Lo stolto è colui che ha perso questo dono così prezioso. Avendolo perso è divenuto naturalmente incapace di pervenire alla verità della vita e delle cose.
Per questo gli stolti dicono parole, ma senza alcun ragionamento, contro ogni ragionamento. Dicono parole stolte, insensate, prive di alcuna verità.
Esaminiamo ora queste parole insensate, parole prive di ogni ragionamento, parole sragionate.
La nostra vita è breve e triste. Non c’è rimedio quando l’uomo muore. Non si conosce nessuno che liberi dal regno dei morti.
Si comprende che questa è assoluta falsità. Lo stolto, avendo dichiarato la non esistenza di Dio, manca della fonte, della sorgente della verità.
Lui è divenuto tenebra e parla dalle tenebre che avvolgono il suo cuore. Questo sempre si verifica e si realizza. Senza la fonte della verità si è tenebra.
Oggi la nostra società vive questo momento drammatico. Avendo abolito Dio come sua verità, fa della falsità il suo principio di morte.
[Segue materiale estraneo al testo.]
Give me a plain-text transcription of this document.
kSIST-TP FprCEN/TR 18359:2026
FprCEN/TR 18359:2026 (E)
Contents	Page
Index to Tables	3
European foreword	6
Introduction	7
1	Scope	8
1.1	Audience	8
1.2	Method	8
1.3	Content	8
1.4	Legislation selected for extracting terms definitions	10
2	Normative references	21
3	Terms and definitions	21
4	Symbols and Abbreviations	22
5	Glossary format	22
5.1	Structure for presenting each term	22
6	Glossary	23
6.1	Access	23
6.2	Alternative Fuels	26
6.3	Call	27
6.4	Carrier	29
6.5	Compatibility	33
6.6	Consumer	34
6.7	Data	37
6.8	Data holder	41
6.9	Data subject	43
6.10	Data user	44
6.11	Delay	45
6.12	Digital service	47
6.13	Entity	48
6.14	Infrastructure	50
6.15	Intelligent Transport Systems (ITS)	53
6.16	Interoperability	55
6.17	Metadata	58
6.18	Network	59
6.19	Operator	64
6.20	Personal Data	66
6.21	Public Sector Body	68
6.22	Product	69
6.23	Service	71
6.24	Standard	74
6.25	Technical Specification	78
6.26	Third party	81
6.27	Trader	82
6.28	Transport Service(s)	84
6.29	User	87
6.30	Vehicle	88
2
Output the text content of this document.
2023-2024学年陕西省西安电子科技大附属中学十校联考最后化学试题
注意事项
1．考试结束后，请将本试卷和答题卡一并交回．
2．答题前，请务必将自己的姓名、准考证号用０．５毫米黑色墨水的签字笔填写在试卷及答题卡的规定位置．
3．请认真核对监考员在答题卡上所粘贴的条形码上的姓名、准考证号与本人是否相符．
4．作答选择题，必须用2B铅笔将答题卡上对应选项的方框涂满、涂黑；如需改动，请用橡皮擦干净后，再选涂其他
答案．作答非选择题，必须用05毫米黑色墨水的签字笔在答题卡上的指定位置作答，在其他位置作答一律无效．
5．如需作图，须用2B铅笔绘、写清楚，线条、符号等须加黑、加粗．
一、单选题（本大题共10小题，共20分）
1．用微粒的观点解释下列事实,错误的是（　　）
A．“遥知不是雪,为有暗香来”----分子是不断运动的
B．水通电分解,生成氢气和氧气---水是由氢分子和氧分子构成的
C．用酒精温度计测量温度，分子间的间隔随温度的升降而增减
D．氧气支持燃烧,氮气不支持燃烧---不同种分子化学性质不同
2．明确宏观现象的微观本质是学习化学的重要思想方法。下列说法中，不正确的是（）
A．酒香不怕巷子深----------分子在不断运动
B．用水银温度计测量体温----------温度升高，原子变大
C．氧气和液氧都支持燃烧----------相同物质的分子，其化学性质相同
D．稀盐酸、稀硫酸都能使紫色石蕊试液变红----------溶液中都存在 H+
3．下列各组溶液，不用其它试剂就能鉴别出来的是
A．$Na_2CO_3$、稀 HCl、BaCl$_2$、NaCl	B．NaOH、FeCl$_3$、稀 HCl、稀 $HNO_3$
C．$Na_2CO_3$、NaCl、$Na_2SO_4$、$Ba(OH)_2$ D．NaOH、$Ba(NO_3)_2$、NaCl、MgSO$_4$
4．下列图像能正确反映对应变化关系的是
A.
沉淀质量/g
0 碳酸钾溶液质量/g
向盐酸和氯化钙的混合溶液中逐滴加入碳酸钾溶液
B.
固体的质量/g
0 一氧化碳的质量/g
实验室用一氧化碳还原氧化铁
Non può essere se non così. È come se l’uomo decidesse che il sole per lui non deve esistere e si immerge in una spelonca di fitte tenebre.
Alla fine la sua mente penserà solo dalle tenebre. Le manca il concetto stesso di luce. Questo è successo, succede allo stolto.
La stoltezza veritativa è frutto della stoltezza o empietà morale. L’empietà morale genera l’empietà veritativa. Questa a sua volta accresce la prima.
Insieme si generano, si incrementano, si accrescono, si danno forza. Dove però vi è stoltezza veritativa sempre vi sarà stoltezza morale.
I primi cinque versetti ci rivelano la stoltezza veritativa. Da questa stoltezza si prendono le decisioni di stoltezza immorale.
La stoltezza immorale sono le decisioni di male, di trasgressione, di peccato che si prendono per dare un senso ad una vita senza senso.